Chasing Shadows Launch
‘CHASING SHADOWS’ LAUNCH
a report by Errol Broome
Kew Library reflected sunshine on Sunday 9 March when book fans, writers, parents and children gathered for the launch of Corinne Fenton and Hannah Sommerville’s picture book Chasing Shadows.
Surprise special guest was Maverick, a golden retriever who gave Corinne the title for the book. Nearly three years ago, Corinne sat in her backyard watching the puppy ‘tumble, twist and turn about in the autumn leaves, chasing shadows.’
Kew Library, too, has a special significance for Corinne, for it was at Booroondara Library Service’s Balwyn Library that she attended a creative writing workshop with Hazel Edwards; and there found the inspiration that led to her career as a successful writer for children.
Noted children’s author Claire Saxby (Seadog, Big Red Kangaroo and the recently released Meet the ANZACs)launched Chasing Shadows when Hazel Edwards was unable to be there.
Claire praised Corinne’s poetic prose.
On a yellow morning
when the sun is new
and shadows long
a puppy comes to live at Beth’s house.
For Beth, it is too soon.
Beth, who sees only shadows, isn’t ready for the puppy her father brings home in an attempt to break through his daughter’s grief. Beth’s silence speaks.
Claire pointed out the challenge of picture books, which must tell a rich and complex story with very few words. While the story primarily focuses at a particular age and stage, it must also have appeal and be engaging beyond that focus age group.
‘The skill is to make it look easy, effortless, although the opposite is true.’
Chasing Shadows is a book for children from 5years up, and for older children and families to help them understand depression and how it differs from sadness.
Claire congratulated Corinne, illustrator Hannah Sommerville and Paul Collins and the team at Ford St Publishing for a book that speaks to readers on many levels. ‘Chasing Shadows is a gentle book exploring big issues.’
In reply, Corinne traced the journey of Chasing Shadows from the Maverick-inspired title to the book in hand. ‘The idea was only the beginning, the scraping of the surface. All I had was the bones, very bare bones.’ But when Paul Collins of Ford St contacted her to ask if she had a picture book manuscript, she did have something new, nowhere near finished or polished, to offer him.
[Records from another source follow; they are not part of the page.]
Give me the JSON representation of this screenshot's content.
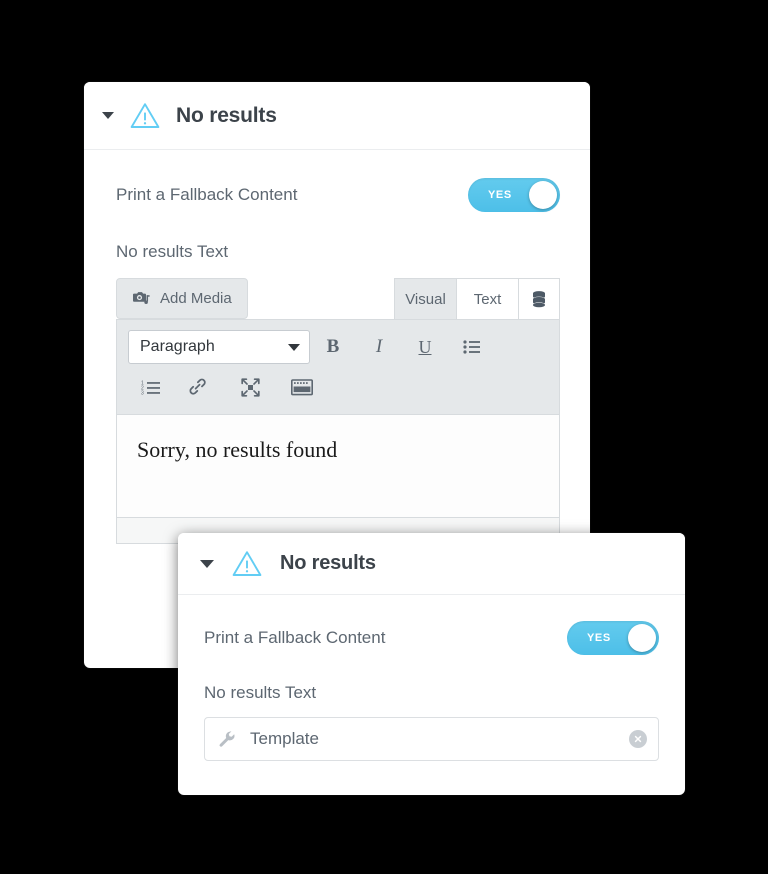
{
  "background_color": "#000000",
  "accent_color": "#4dbfe8",
  "text_color": "#5d6771",
  "title_color": "#3c434a",
  "panels": {
    "back": {
      "title": "No results",
      "warning_icon": "warning-triangle-icon",
      "collapse_icon": "caret-down-icon",
      "fallback": {
        "label": "Print a Fallback Content",
        "toggle_value": "YES",
        "toggle_on": true
      },
      "no_results_text_label": "No results Text",
      "editor": {
        "add_media_label": "Add Media",
        "add_media_icon": "camera-music-icon",
        "tabs": [
          {
            "label": "Visual",
            "active": false
          },
          {
            "label": "Text",
            "active": true
          }
        ],
        "database_icon": "database-stack-icon",
        "toolbar_row1": {
          "format_select": "Paragraph",
          "select_caret_icon": "caret-down-icon",
          "buttons": [
            {
              "icon": "bold-icon",
              "glyph": "B"
            },
            {
              "icon": "italic-icon",
              "glyph": "I"
            },
            {
              "icon": "underline-icon",
              "glyph": "U"
            },
            {
              "icon": "bulleted-list-icon",
              "glyph": ""
            }
          ]
        },
        "toolbar_row2": {
          "buttons": [
            {
              "icon": "numbered-list-icon"
            },
            {
              "icon": "link-icon"
            },
            {
              "icon": "fullscreen-icon"
            },
            {
              "icon": "keyboard-toolbar-toggle-icon"
            }
          ]
        },
        "content": "Sorry, no results found"
      }
    },
    "front": {
      "title": "No results",
      "warning_icon": "warning-triangle-icon",
      "collapse_icon": "caret-down-icon",
      "fallback": {
        "label": "Print a Fallback Content",
        "toggle_value": "YES",
        "toggle_on": true
      },
      "no_results_text_label": "No results Text",
      "template_field": {
        "icon": "wrench-icon",
        "value": "Template",
        "clear_icon": "clear-circle-x-icon"
      }
    }
  }
}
The writing began then in earnest, writing and rewriting, ‘adding and subtracting,’ fiddling, tweaking and reaching higher in consultation with Ford St editor Niki Horin.
Corinne thanked Hannah for the delicate, evocative illustrations. The book has already been praised in reviews as subtle, beautiful, touching, heart-wrenching and honest.
The afternoon ended with cake and drinks with Maverick in the adjoining park.